Consultancy Deloitte, after surveying 5000 American consumers, concluded that “…each and every consumer targeted by food manufacturers and retailers has changed in a fundamental and impactful way”.
Consumers have changed, because the traditional measures on which they based food-buying decisions - price, taste, convenience - are now being weighed against other ideas about what signifies value.
Deloitte lists some of those “evolving value drivers” as health, safety, social impact, experience and transparency.
“It’s important to know that the shift towards Evolving drivers and a broader purchase consideration set is not driven by certain region, age or income groups,” Deloitte observed in its report, 'Capitalizing On The Shifting Consumer Food Value Equation'.
“It is pervasive across region, age and income.”
That will be interesting news to the bodies that funded the study, the US Food Marketing Institute (FMI) and Grocery Manufacturers Association (GMA); and to their counterparts in Australia, where the trends picked up by Deloitte are as relevant.
What’s driving these changes in buying behaviour is also relevant to farmers.
As consumer tastes change, where they shop changes. The FMI and GMI commissioned the Deloitte report because they wanted to understand why growth in the US food and beverage industry has stalled since 2012.
Closer analysis showed that not all parts of the sector had stalled.
From 2009-13, the 25 largest US food and beverage manufacturers had growth of one per cent, well behind the baseline 2.3 pc set by inflation and population growth.

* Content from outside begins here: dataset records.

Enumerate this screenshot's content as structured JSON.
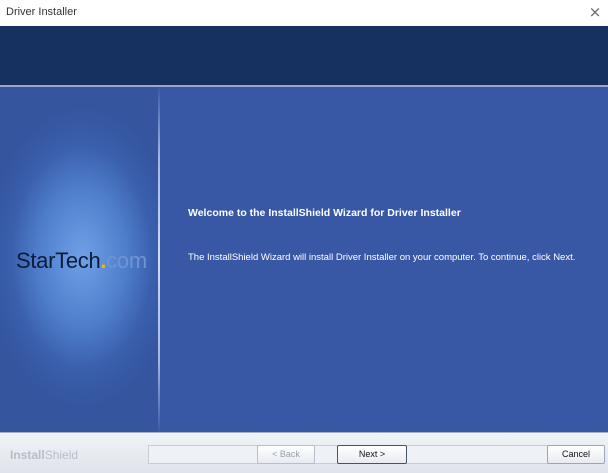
{
  "window": {
    "title": "Driver Installer",
    "close_glyph": "×"
  },
  "logo": {
    "brand": "StarTech",
    "dot": ".",
    "tld": "com"
  },
  "content": {
    "welcome": "Welcome to the InstallShield Wizard for Driver Installer",
    "body": "The InstallShield Wizard will install Driver Installer on your computer.  To continue, click Next."
  },
  "footer": {
    "brand_left": "Install",
    "brand_right": "Shield"
  },
  "buttons": {
    "back": "< Back",
    "next": "Next >",
    "cancel": "Cancel"
  },
  "colors": {
    "header": "#16305f",
    "panel": "#3858a6",
    "text": "#ffffff"
  }
}
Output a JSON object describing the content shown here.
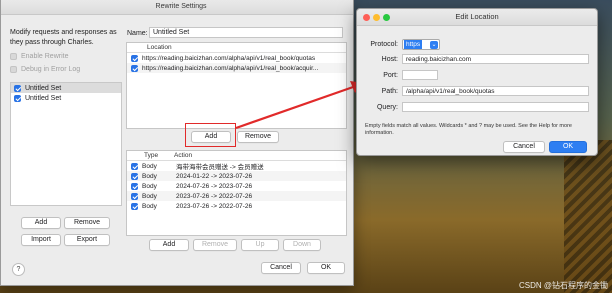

But in the same period, smaller brands grew 4.9pc, and private brands 4pc.
“The implication is that the top 25 branded food manufacturers lost 3.5 percent market share during that four-year span,” Deloitte’s authors noted.
Consumers are getting new information through new media channels - “social networks, self-proclaimed experts, and web-based media”, which, the report said, is “a departure from when manufacturers could significantly influence consumer preferences through mass marketing”.
As big manufacturers lose control of the conversation, they lose the trust of consumers. That’s especially true of young people: 43 pc of US Millennials don’t trust big food manufacturers, compared to 18 pc of non-Millennials.
Deloitte summed up its findings with a clear warning: “Given the ongoing nature and trajectory of consumers’ evolution, it’s eminently clear that for retailers and manufacturers seeking growth, doing nothing is simply not an option.”